Skrzyp nie lubi grzebania w ziemi. Lubi wilgotne nieużytki. Jest rośliną wskazującą na istnienie silnej wilgotności głębszych warstw gleby.
Rzadko rozmnaża się przez wysiew. Najczęsciej przez uszkodzone podczas kopania kawałki kłączy. Doskonały na gnojówki zwłaszcza jesienne
I przy okazji przypomniała mi się historia znajomej, która nie mogła sobie dać rady z gwiazdnicą w ogrodzie (znam ten ból) do czasu jak dowiedziała się, że jest bardzo zdrowa i bogata w minerały. Zawiera saponiny, witaminę C, witaminy C, E, PP, B1, B2, flawonoid rutynę, kwas paraaminobenzoesowy, Kwas γ-linolenowy, sole mineralne (potas, fosfor, wapń, żelazo, magnez, sód, selen, jod, krzem). Zaczęła ją zrywać i dodawać do sałatek.
W efekcie po dwóch latach po gwiazdnicę musiała chodzić do sąsiada
Ps.
Nawet nie wiesz z jaka dumą i radością przeczytałam
Takie osoby jak ty utwierdzają mnie w przekonaniu, że jednak warto truć, pisać i wiercić dziurę w brzuchu każdego początkującego ogrodnika jak ważny jest ten etap.
I to co zauważyłaś - wartością dodaną tej pracy jest znajomość każdego centymetra ziemi w ogrodzie. To ułatwia w planowaniu nasadzeń
____________________
Kto szuka ten znajduje, kto pyta ten dostaje:-)
O gwiazdnicy słyszałam, dobra także jako ziółko do serów Na razie jej nie wypatrzyłam, tam gdzie czyszczę ziemię usuwam bez sentymentu wszystkie chwasty, jak leci, a tam, gdzie jeszcze nie ruszyłam, mam busz - może gdzieś się kryje, popatrzę.
Toż ja nie reklamowałam gwiazdnicy, a dałam przykład, że jeśli zaczynasz wykorzystywać zielsko, to ono się poddaje
Wydłubuj ten skrzyp na bieżąco.
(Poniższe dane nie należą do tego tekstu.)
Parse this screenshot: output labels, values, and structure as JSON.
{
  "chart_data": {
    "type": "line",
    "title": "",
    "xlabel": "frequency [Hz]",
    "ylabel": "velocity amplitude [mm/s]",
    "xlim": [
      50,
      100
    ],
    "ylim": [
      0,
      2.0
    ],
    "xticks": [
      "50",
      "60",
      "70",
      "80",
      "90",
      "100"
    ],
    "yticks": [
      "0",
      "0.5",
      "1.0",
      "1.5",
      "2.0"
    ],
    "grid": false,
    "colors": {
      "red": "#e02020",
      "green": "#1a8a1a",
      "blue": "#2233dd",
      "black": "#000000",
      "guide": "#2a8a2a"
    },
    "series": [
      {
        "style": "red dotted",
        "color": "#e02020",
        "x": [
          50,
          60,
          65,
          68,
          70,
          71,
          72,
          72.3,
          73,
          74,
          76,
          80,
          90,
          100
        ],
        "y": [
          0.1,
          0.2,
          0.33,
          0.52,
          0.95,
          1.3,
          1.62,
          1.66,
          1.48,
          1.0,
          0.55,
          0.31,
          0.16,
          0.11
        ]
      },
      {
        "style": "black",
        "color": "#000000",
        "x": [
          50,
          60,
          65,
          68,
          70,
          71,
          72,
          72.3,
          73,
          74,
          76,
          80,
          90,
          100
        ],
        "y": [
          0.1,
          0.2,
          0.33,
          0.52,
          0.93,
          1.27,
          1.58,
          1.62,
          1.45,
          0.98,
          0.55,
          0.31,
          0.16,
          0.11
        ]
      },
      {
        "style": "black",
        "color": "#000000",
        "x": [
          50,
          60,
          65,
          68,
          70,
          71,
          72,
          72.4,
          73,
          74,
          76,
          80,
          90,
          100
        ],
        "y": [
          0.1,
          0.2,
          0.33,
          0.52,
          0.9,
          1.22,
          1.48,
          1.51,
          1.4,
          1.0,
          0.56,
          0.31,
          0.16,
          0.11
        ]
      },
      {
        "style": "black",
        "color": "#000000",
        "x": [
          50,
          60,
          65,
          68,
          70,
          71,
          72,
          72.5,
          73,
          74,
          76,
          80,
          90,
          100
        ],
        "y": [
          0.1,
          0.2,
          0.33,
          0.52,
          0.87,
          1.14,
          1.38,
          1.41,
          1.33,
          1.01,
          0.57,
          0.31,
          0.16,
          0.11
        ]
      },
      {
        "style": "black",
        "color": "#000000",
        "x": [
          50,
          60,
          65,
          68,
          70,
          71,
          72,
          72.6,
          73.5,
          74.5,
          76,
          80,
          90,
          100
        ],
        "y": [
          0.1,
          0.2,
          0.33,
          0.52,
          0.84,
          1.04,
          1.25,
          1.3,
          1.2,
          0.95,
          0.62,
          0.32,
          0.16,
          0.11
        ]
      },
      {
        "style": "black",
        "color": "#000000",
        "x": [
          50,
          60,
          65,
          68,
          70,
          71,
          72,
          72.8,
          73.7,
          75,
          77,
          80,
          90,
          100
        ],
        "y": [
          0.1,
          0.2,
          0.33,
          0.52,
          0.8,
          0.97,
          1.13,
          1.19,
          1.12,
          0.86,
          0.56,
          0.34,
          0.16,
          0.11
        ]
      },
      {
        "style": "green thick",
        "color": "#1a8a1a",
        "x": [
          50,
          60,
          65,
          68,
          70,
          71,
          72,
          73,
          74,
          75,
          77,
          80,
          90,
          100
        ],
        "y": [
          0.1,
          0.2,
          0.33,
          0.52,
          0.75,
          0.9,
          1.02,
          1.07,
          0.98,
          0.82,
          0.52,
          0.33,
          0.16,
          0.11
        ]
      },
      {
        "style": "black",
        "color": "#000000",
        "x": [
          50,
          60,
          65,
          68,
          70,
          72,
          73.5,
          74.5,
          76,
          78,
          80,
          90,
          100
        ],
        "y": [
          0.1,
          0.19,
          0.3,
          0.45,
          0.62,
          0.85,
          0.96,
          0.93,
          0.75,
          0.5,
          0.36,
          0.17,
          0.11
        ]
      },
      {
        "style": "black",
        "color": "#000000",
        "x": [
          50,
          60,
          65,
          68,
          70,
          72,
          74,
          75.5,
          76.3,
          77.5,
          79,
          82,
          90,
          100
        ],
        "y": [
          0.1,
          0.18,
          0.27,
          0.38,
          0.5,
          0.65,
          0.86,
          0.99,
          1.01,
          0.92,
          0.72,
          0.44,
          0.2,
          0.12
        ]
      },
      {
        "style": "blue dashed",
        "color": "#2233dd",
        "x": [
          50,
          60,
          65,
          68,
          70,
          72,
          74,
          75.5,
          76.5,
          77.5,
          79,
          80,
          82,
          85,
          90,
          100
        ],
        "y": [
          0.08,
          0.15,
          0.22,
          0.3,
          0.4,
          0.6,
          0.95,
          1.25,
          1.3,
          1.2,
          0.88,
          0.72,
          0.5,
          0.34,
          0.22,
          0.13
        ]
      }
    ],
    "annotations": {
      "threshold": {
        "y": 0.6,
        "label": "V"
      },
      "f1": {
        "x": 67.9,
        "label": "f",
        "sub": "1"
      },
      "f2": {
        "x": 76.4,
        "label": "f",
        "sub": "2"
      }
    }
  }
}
Pewnie odrasta z małych kawałków po szatkowaniu glebogryzarką. Po prostu nie daj się skrzypowi zadomowić na nowo.
____________________
Kto szuka ten znajduje, kto pyta ten dostaje:-)
A czemuż nie reklamować zielska przy okazji? Jest tyle jadalnych chwastów i kwiatów wokół nas, tylko nie zdajemy sobie sprawy, że można je wykorzystać w kuchni.
Najbardziej kreatywny żywioł Góry potrafi przenosić.
____________________
Hania-To tu- to tam-łopatkę mam!
"Przyjemność ma się do szczęścia mniej więcej tak, jak drzewo do ogrodu; nie ma ogrodu bez drzew, ale drzewa, nawet w wielkiej ilości, nie stanowią jeszcze ogrodu."